Actually, it is a cash gain because typically, the way these transactions are structured is our going-in position with our partners is that they're expected to pay for their share of the respective properties upon establishment of the joint ventures. And so yes, in fact, they are very much expected to be cash gains. There are circumstances from time to time. I think last year in Q2 when we established the partnership with Fieldgate that instead of taking cash, we took financing back, which was accretive. We thought it was an appropriate risk, et cetera, with more than sufficient security. Having said that, most recently, in the case of the joint venture in Leaside, there was certainly cash contributed by our new partner there, SmartStop. And then similarly, with the third phase of Transit City that we've established in Q2 of this year, our partner CentreCourt did contribute cash to purchase their respective share in that joint venture. So it absolutely starts with an expectation of cash being paid to the REIT by our partner. And to the extent that we think it's appropriate on an interim or short-term basis to take back financing, then we'll think about that as we did in the case of the Fieldgate situation. But otherwise, we do and we'll expect to receive cash.
Okay. And just to be clear going forward, the condo sales that you're talking about in 2019, 2020, that's -- those will be like operational FFO, not transactional FFO?
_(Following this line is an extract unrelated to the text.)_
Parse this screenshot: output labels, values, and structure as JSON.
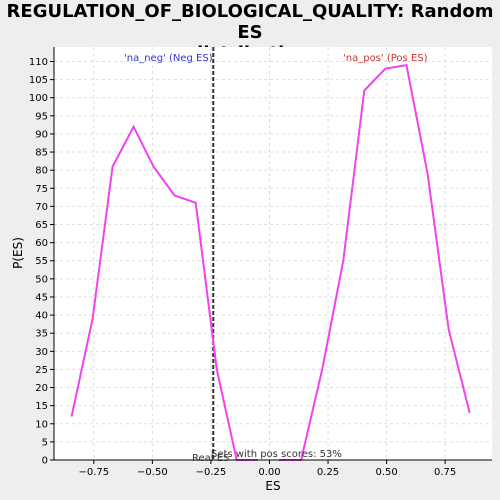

Yes. Absolutely. So just for clarity, I know we spent some time with you and your counterparts on this issue. When we think about closings of the sales to final owners of both condos and townhouses, the proceeds and income that will be derived from those closings will be considered by the REIT to be FFO. We'll clearly identify it so it's easy to identify it and see. But because it's becoming, as you should've heard over the last hour or so, a big part of our business, you should expect those proceeds to be part of our standard FFO.
It appears there are no further questions at this time. I would like to turn the conference back to Mr. Peter Forde for additional or closing remarks.
Okay. Thank you all for being part of our second quarter call. I guess just in summary, it's really our healthy financial situation, our outstanding locations, the tremendous development growth initiatives and our leadership and development teams offering a bright future. Thank you all for your interest and investing in our REIT. Good evening.
This concludes today's call. Thank you for your participation. You may now disconnect your lines.